Willie rose abruptly, the chair scraping loudly against the floor.
“Sit down. Let’s not pretend you have other plans.”
“Your world revolves around me, remember.”
His words were a harsh reminder, a verbal leash yanking me back into reality.
“Yeah, I remember,” I murmured.
The fight draining from me as I returned to the table, each step was heavier than the last.
As I returned home with groceries, the silence greeted me: not a sorry, not a thank you, just a heavy settling silence.
Willie was seated, an air of disapproval hanging about him as the evening wore on. Suddenly, he declared, “This house is a mess.”
His gaze swept across the room, eyeing the slightly misaligned books on the coffee table and a crooked pillow.
“Clean it up,” he demanded.
I wanted to shout back to tell him that a home that’s lived in wouldn’t meet his impossible standards of perfection.

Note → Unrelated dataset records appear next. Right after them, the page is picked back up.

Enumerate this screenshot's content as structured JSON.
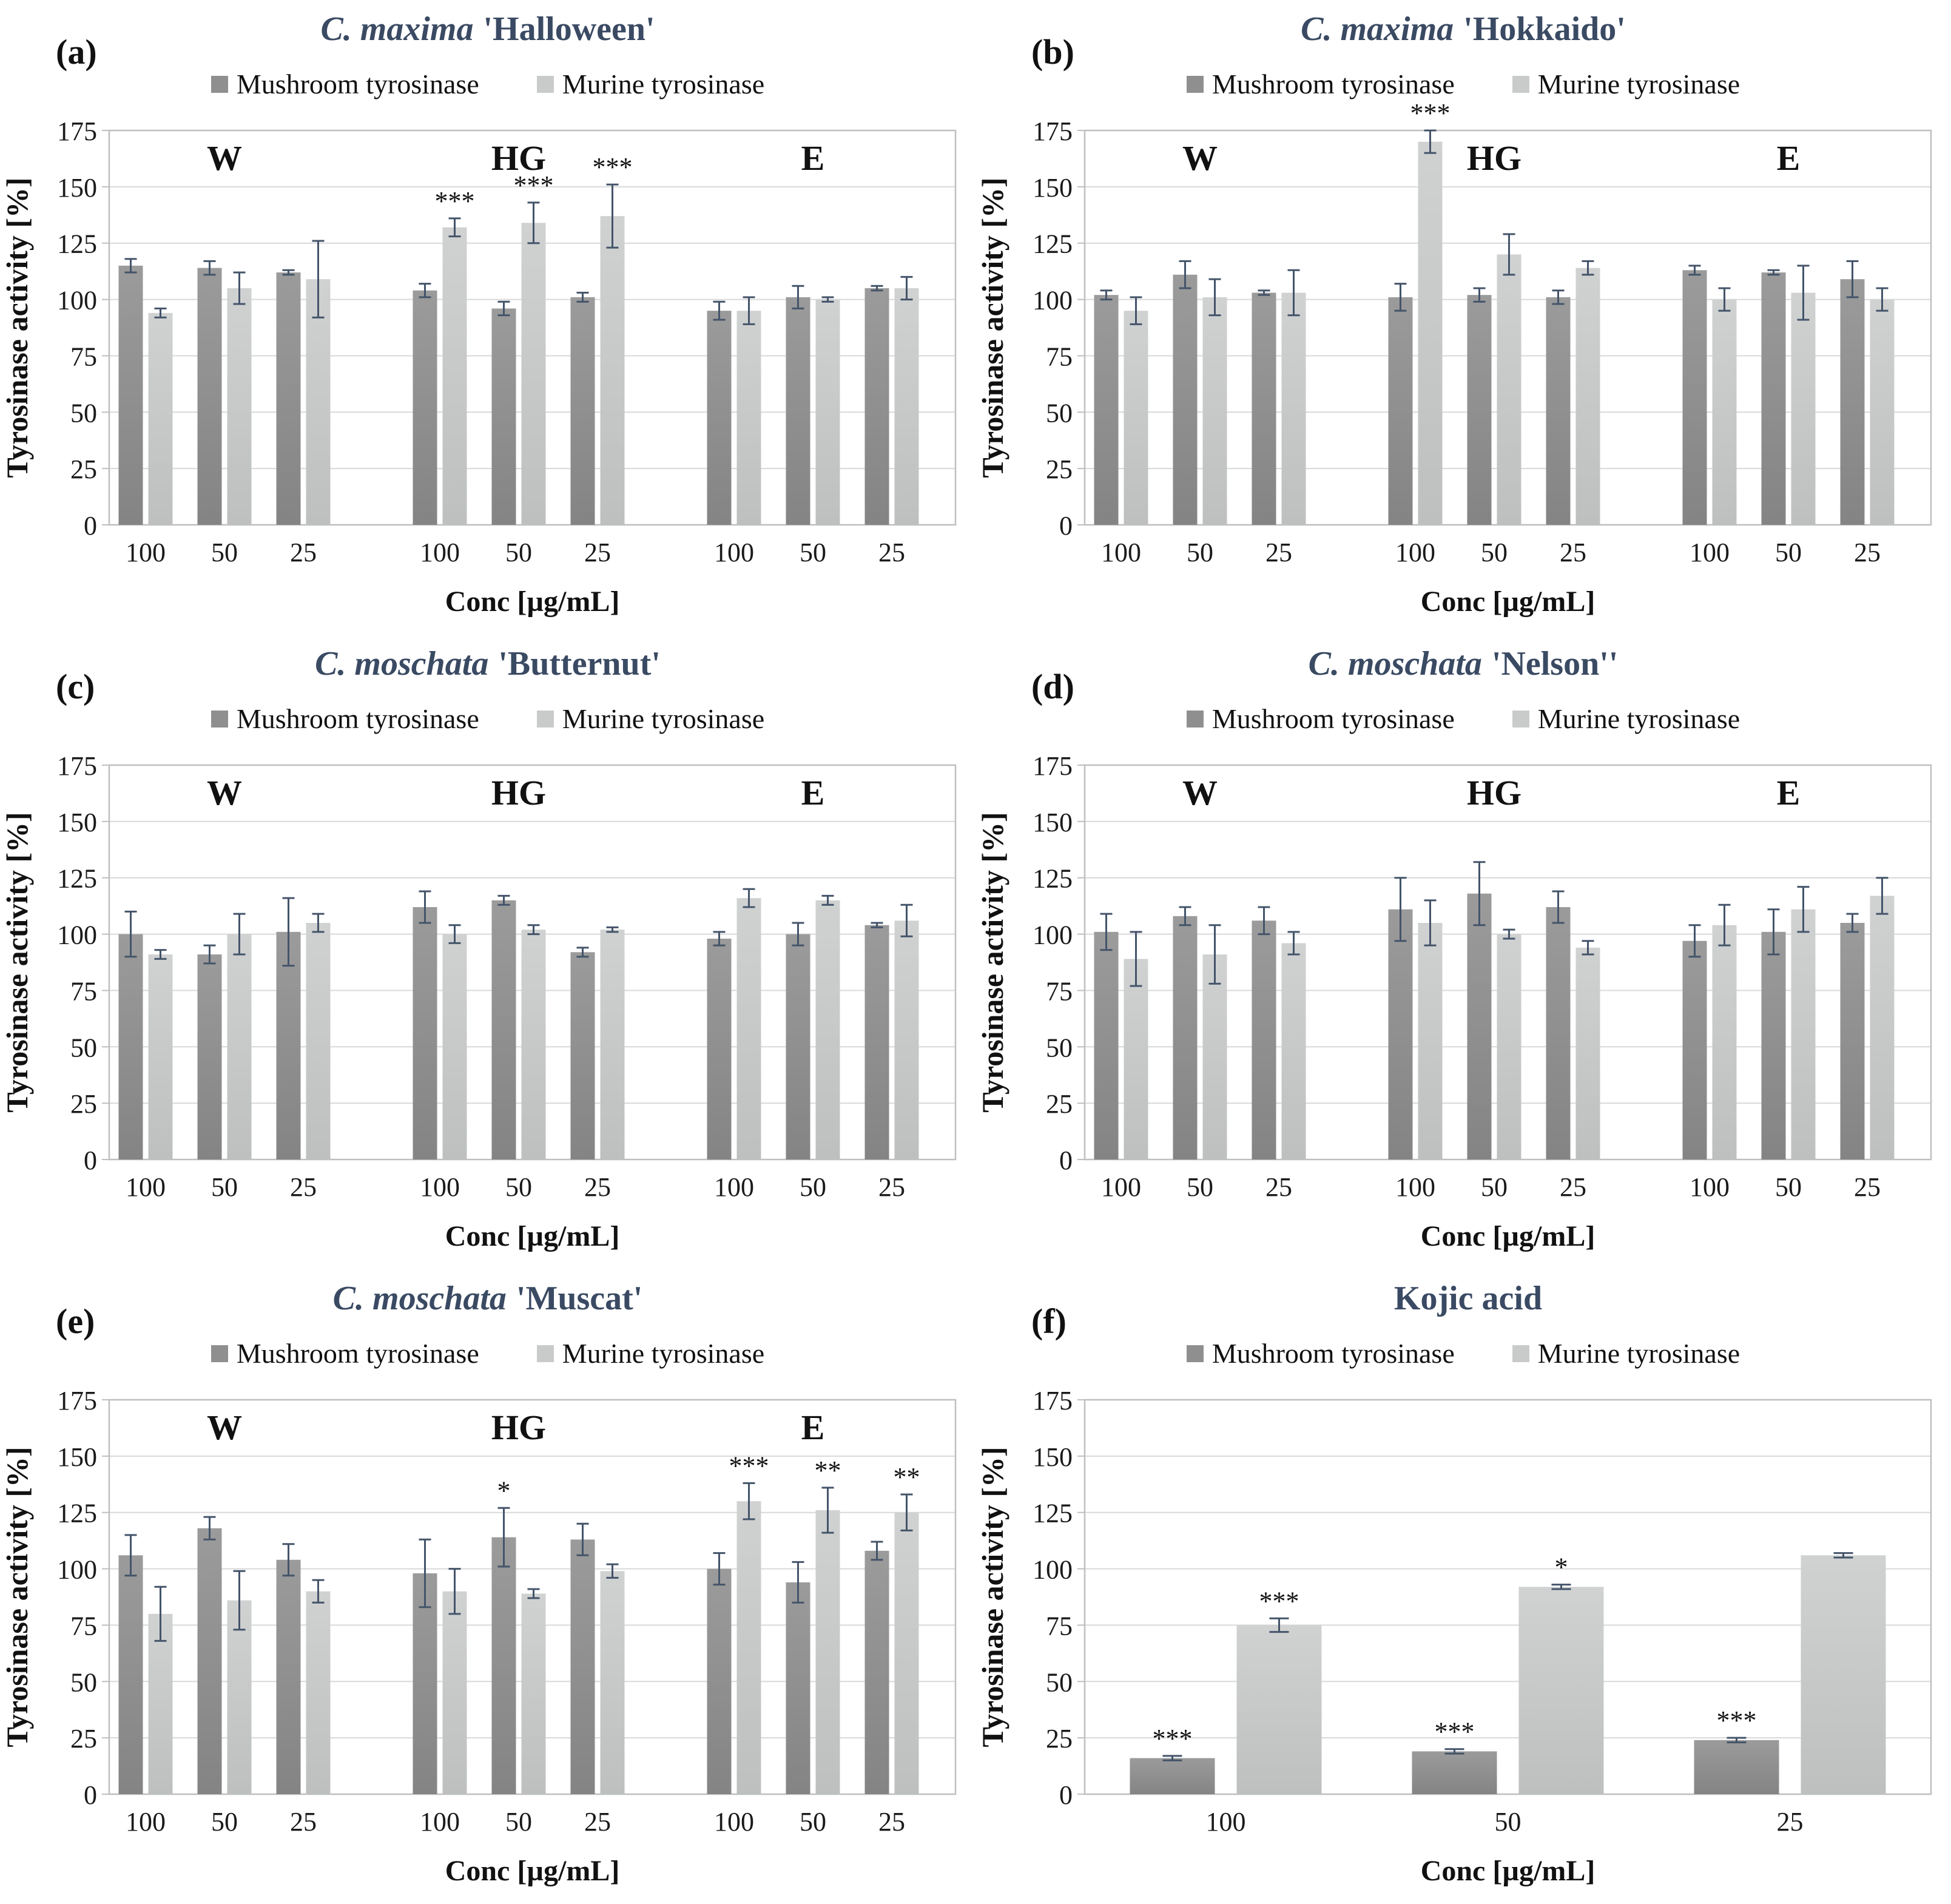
{
  "colors": {
    "mushroom_top": "#9b9b9b",
    "mushroom_bottom": "#848484",
    "murine_top": "#d0d2d2",
    "murine_bottom": "#bec0c0",
    "error_bar": "#44546a",
    "grid": "#d9d9d9",
    "plot_border": "#bfbfbf",
    "title": "#3a4a63",
    "axis_text": "#1a1a1a"
  },
  "chart_data": [
    {
      "type": "bar",
      "panel": "(a)",
      "title": "C. maxima 'Halloween'",
      "title_italic": "C. maxima",
      "title_plain": "'Halloween'",
      "series": [
        "Mushroom tyrosinase",
        "Murine tyrosinase"
      ],
      "ylabel": "Tyrosinase activity [%]",
      "xlabel": "Conc [µg/mL]",
      "ylim": [
        0,
        175
      ],
      "y_ticks": [
        0,
        25,
        50,
        75,
        100,
        125,
        150,
        175
      ],
      "groups": [
        {
          "label": "W",
          "points": [
            {
              "conc": "100",
              "mushroom": {
                "v": 115,
                "e": 3,
                "sig": ""
              },
              "murine": {
                "v": 94,
                "e": 2,
                "sig": ""
              }
            },
            {
              "conc": "50",
              "mushroom": {
                "v": 114,
                "e": 3,
                "sig": ""
              },
              "murine": {
                "v": 105,
                "e": 7,
                "sig": ""
              }
            },
            {
              "conc": "25",
              "mushroom": {
                "v": 112,
                "e": 1,
                "sig": ""
              },
              "murine": {
                "v": 109,
                "e": 17,
                "sig": ""
              }
            }
          ]
        },
        {
          "label": "HG",
          "points": [
            {
              "conc": "100",
              "mushroom": {
                "v": 104,
                "e": 3,
                "sig": ""
              },
              "murine": {
                "v": 132,
                "e": 4,
                "sig": "***"
              }
            },
            {
              "conc": "50",
              "mushroom": {
                "v": 96,
                "e": 3,
                "sig": ""
              },
              "murine": {
                "v": 134,
                "e": 9,
                "sig": "***"
              }
            },
            {
              "conc": "25",
              "mushroom": {
                "v": 101,
                "e": 2,
                "sig": ""
              },
              "murine": {
                "v": 137,
                "e": 14,
                "sig": "***"
              }
            }
          ]
        },
        {
          "label": "E",
          "points": [
            {
              "conc": "100",
              "mushroom": {
                "v": 95,
                "e": 4,
                "sig": ""
              },
              "murine": {
                "v": 95,
                "e": 6,
                "sig": ""
              }
            },
            {
              "conc": "50",
              "mushroom": {
                "v": 101,
                "e": 5,
                "sig": ""
              },
              "murine": {
                "v": 100,
                "e": 1,
                "sig": ""
              }
            },
            {
              "conc": "25",
              "mushroom": {
                "v": 105,
                "e": 1,
                "sig": ""
              },
              "murine": {
                "v": 105,
                "e": 5,
                "sig": ""
              }
            }
          ]
        }
      ]
    },
    {
      "type": "bar",
      "panel": "(b)",
      "title": "C. maxima 'Hokkaido'",
      "title_italic": "C. maxima",
      "title_plain": "'Hokkaido'",
      "series": [
        "Mushroom tyrosinase",
        "Murine tyrosinase"
      ],
      "ylabel": "Tyrosinase activity [%]",
      "xlabel": "Conc [µg/mL]",
      "ylim": [
        0,
        175
      ],
      "y_ticks": [
        0,
        25,
        50,
        75,
        100,
        125,
        150,
        175
      ],
      "groups": [
        {
          "label": "W",
          "points": [
            {
              "conc": "100",
              "mushroom": {
                "v": 102,
                "e": 2,
                "sig": ""
              },
              "murine": {
                "v": 95,
                "e": 6,
                "sig": ""
              }
            },
            {
              "conc": "50",
              "mushroom": {
                "v": 111,
                "e": 6,
                "sig": ""
              },
              "murine": {
                "v": 101,
                "e": 8,
                "sig": ""
              }
            },
            {
              "conc": "25",
              "mushroom": {
                "v": 103,
                "e": 1,
                "sig": ""
              },
              "murine": {
                "v": 103,
                "e": 10,
                "sig": ""
              }
            }
          ]
        },
        {
          "label": "HG",
          "points": [
            {
              "conc": "100",
              "mushroom": {
                "v": 101,
                "e": 6,
                "sig": ""
              },
              "murine": {
                "v": 170,
                "e": 5,
                "sig": "***"
              }
            },
            {
              "conc": "50",
              "mushroom": {
                "v": 102,
                "e": 3,
                "sig": ""
              },
              "murine": {
                "v": 120,
                "e": 9,
                "sig": ""
              }
            },
            {
              "conc": "25",
              "mushroom": {
                "v": 101,
                "e": 3,
                "sig": ""
              },
              "murine": {
                "v": 114,
                "e": 3,
                "sig": ""
              }
            }
          ]
        },
        {
          "label": "E",
          "points": [
            {
              "conc": "100",
              "mushroom": {
                "v": 113,
                "e": 2,
                "sig": ""
              },
              "murine": {
                "v": 100,
                "e": 5,
                "sig": ""
              }
            },
            {
              "conc": "50",
              "mushroom": {
                "v": 112,
                "e": 1,
                "sig": ""
              },
              "murine": {
                "v": 103,
                "e": 12,
                "sig": ""
              }
            },
            {
              "conc": "25",
              "mushroom": {
                "v": 109,
                "e": 8,
                "sig": ""
              },
              "murine": {
                "v": 100,
                "e": 5,
                "sig": ""
              }
            }
          ]
        }
      ]
    },
    {
      "type": "bar",
      "panel": "(c)",
      "title": "C. moschata 'Butternut'",
      "title_italic": "C. moschata",
      "title_plain": "'Butternut'",
      "series": [
        "Mushroom tyrosinase",
        "Murine tyrosinase"
      ],
      "ylabel": "Tyrosinase activity [%]",
      "xlabel": "Conc [µg/mL]",
      "ylim": [
        0,
        175
      ],
      "y_ticks": [
        0,
        25,
        50,
        75,
        100,
        125,
        150,
        175
      ],
      "groups": [
        {
          "label": "W",
          "points": [
            {
              "conc": "100",
              "mushroom": {
                "v": 100,
                "e": 10,
                "sig": ""
              },
              "murine": {
                "v": 91,
                "e": 2,
                "sig": ""
              }
            },
            {
              "conc": "50",
              "mushroom": {
                "v": 91,
                "e": 4,
                "sig": ""
              },
              "murine": {
                "v": 100,
                "e": 9,
                "sig": ""
              }
            },
            {
              "conc": "25",
              "mushroom": {
                "v": 101,
                "e": 15,
                "sig": ""
              },
              "murine": {
                "v": 105,
                "e": 4,
                "sig": ""
              }
            }
          ]
        },
        {
          "label": "HG",
          "points": [
            {
              "conc": "100",
              "mushroom": {
                "v": 112,
                "e": 7,
                "sig": ""
              },
              "murine": {
                "v": 100,
                "e": 4,
                "sig": ""
              }
            },
            {
              "conc": "50",
              "mushroom": {
                "v": 115,
                "e": 2,
                "sig": ""
              },
              "murine": {
                "v": 102,
                "e": 2,
                "sig": ""
              }
            },
            {
              "conc": "25",
              "mushroom": {
                "v": 92,
                "e": 2,
                "sig": ""
              },
              "murine": {
                "v": 102,
                "e": 1,
                "sig": ""
              }
            }
          ]
        },
        {
          "label": "E",
          "points": [
            {
              "conc": "100",
              "mushroom": {
                "v": 98,
                "e": 3,
                "sig": ""
              },
              "murine": {
                "v": 116,
                "e": 4,
                "sig": ""
              }
            },
            {
              "conc": "50",
              "mushroom": {
                "v": 100,
                "e": 5,
                "sig": ""
              },
              "murine": {
                "v": 115,
                "e": 2,
                "sig": ""
              }
            },
            {
              "conc": "25",
              "mushroom": {
                "v": 104,
                "e": 1,
                "sig": ""
              },
              "murine": {
                "v": 106,
                "e": 7,
                "sig": ""
              }
            }
          ]
        }
      ]
    },
    {
      "type": "bar",
      "panel": "(d)",
      "title": "C. moschata 'Nelson''",
      "title_italic": "C. moschata",
      "title_plain": "'Nelson''",
      "series": [
        "Mushroom tyrosinase",
        "Murine tyrosinase"
      ],
      "ylabel": "Tyrosinase activity [%]",
      "xlabel": "Conc [µg/mL]",
      "ylim": [
        0,
        175
      ],
      "y_ticks": [
        0,
        25,
        50,
        75,
        100,
        125,
        150,
        175
      ],
      "groups": [
        {
          "label": "W",
          "points": [
            {
              "conc": "100",
              "mushroom": {
                "v": 101,
                "e": 8,
                "sig": ""
              },
              "murine": {
                "v": 89,
                "e": 12,
                "sig": ""
              }
            },
            {
              "conc": "50",
              "mushroom": {
                "v": 108,
                "e": 4,
                "sig": ""
              },
              "murine": {
                "v": 91,
                "e": 13,
                "sig": ""
              }
            },
            {
              "conc": "25",
              "mushroom": {
                "v": 106,
                "e": 6,
                "sig": ""
              },
              "murine": {
                "v": 96,
                "e": 5,
                "sig": ""
              }
            }
          ]
        },
        {
          "label": "HG",
          "points": [
            {
              "conc": "100",
              "mushroom": {
                "v": 111,
                "e": 14,
                "sig": ""
              },
              "murine": {
                "v": 105,
                "e": 10,
                "sig": ""
              }
            },
            {
              "conc": "50",
              "mushroom": {
                "v": 118,
                "e": 14,
                "sig": ""
              },
              "murine": {
                "v": 100,
                "e": 2,
                "sig": ""
              }
            },
            {
              "conc": "25",
              "mushroom": {
                "v": 112,
                "e": 7,
                "sig": ""
              },
              "murine": {
                "v": 94,
                "e": 3,
                "sig": ""
              }
            }
          ]
        },
        {
          "label": "E",
          "points": [
            {
              "conc": "100",
              "mushroom": {
                "v": 97,
                "e": 7,
                "sig": ""
              },
              "murine": {
                "v": 104,
                "e": 9,
                "sig": ""
              }
            },
            {
              "conc": "50",
              "mushroom": {
                "v": 101,
                "e": 10,
                "sig": ""
              },
              "murine": {
                "v": 111,
                "e": 10,
                "sig": ""
              }
            },
            {
              "conc": "25",
              "mushroom": {
                "v": 105,
                "e": 4,
                "sig": ""
              },
              "murine": {
                "v": 117,
                "e": 8,
                "sig": ""
              }
            }
          ]
        }
      ]
    },
    {
      "type": "bar",
      "panel": "(e)",
      "title": "C. moschata 'Muscat'",
      "title_italic": "C. moschata",
      "title_plain": "'Muscat'",
      "series": [
        "Mushroom tyrosinase",
        "Murine tyrosinase"
      ],
      "ylabel": "Tyrosinase activity [%]",
      "xlabel": "Conc [µg/mL]",
      "ylim": [
        0,
        175
      ],
      "y_ticks": [
        0,
        25,
        50,
        75,
        100,
        125,
        150,
        175
      ],
      "groups": [
        {
          "label": "W",
          "points": [
            {
              "conc": "100",
              "mushroom": {
                "v": 106,
                "e": 9,
                "sig": ""
              },
              "murine": {
                "v": 80,
                "e": 12,
                "sig": ""
              }
            },
            {
              "conc": "50",
              "mushroom": {
                "v": 118,
                "e": 5,
                "sig": ""
              },
              "murine": {
                "v": 86,
                "e": 13,
                "sig": ""
              }
            },
            {
              "conc": "25",
              "mushroom": {
                "v": 104,
                "e": 7,
                "sig": ""
              },
              "murine": {
                "v": 90,
                "e": 5,
                "sig": ""
              }
            }
          ]
        },
        {
          "label": "HG",
          "points": [
            {
              "conc": "100",
              "mushroom": {
                "v": 98,
                "e": 15,
                "sig": ""
              },
              "murine": {
                "v": 90,
                "e": 10,
                "sig": ""
              }
            },
            {
              "conc": "50",
              "mushroom": {
                "v": 114,
                "e": 13,
                "sig": "*"
              },
              "murine": {
                "v": 89,
                "e": 2,
                "sig": ""
              }
            },
            {
              "conc": "25",
              "mushroom": {
                "v": 113,
                "e": 7,
                "sig": ""
              },
              "murine": {
                "v": 99,
                "e": 3,
                "sig": ""
              }
            }
          ]
        },
        {
          "label": "E",
          "points": [
            {
              "conc": "100",
              "mushroom": {
                "v": 100,
                "e": 7,
                "sig": ""
              },
              "murine": {
                "v": 130,
                "e": 8,
                "sig": "***"
              }
            },
            {
              "conc": "50",
              "mushroom": {
                "v": 94,
                "e": 9,
                "sig": ""
              },
              "murine": {
                "v": 126,
                "e": 10,
                "sig": "**"
              }
            },
            {
              "conc": "25",
              "mushroom": {
                "v": 108,
                "e": 4,
                "sig": ""
              },
              "murine": {
                "v": 125,
                "e": 8,
                "sig": "**"
              }
            }
          ]
        }
      ]
    },
    {
      "type": "bar",
      "panel": "(f)",
      "title": "Kojic acid",
      "title_italic": "",
      "title_plain": "Kojic acid",
      "series": [
        "Mushroom tyrosinase",
        "Murine tyrosinase"
      ],
      "ylabel": "Tyrosinase activity [%]",
      "xlabel": "Conc [µg/mL]",
      "ylim": [
        0,
        175
      ],
      "y_ticks": [
        0,
        25,
        50,
        75,
        100,
        125,
        150,
        175
      ],
      "groups": [
        {
          "label": "",
          "points": [
            {
              "conc": "100",
              "mushroom": {
                "v": 16,
                "e": 1,
                "sig": "***"
              },
              "murine": {
                "v": 75,
                "e": 3,
                "sig": "***"
              }
            },
            {
              "conc": "50",
              "mushroom": {
                "v": 19,
                "e": 1,
                "sig": "***"
              },
              "murine": {
                "v": 92,
                "e": 1,
                "sig": "*"
              }
            },
            {
              "conc": "25",
              "mushroom": {
                "v": 24,
                "e": 1,
                "sig": "***"
              },
              "murine": {
                "v": 106,
                "e": 1,
                "sig": ""
              }
            }
          ]
        }
      ]
    }
  ]
}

Instead, I quietly adjusted the books and the pillow, muttering under my breath about the endless work the place needed.
“What was that?” he snapped, catching the tail end of my grumble.
“Nothing,” I replied louder, trying to sound casual. “Just talking to myself.”
He looked at me suspiciously but dropped the subject. Later in bed, I lay awake.
The darkness around us was thick with all the things left unsaid and the dreams we’d both stifled.
I thought about the sharp words I wished I could say, about my growing resentment. The life I wanted seemed to be slipping through my fingers.
We were bound not by love but by invisible chains of dependence and fear. They said we were perfect, but perfect was just a facade.
It was a cheap word in the economy of our sham marriage.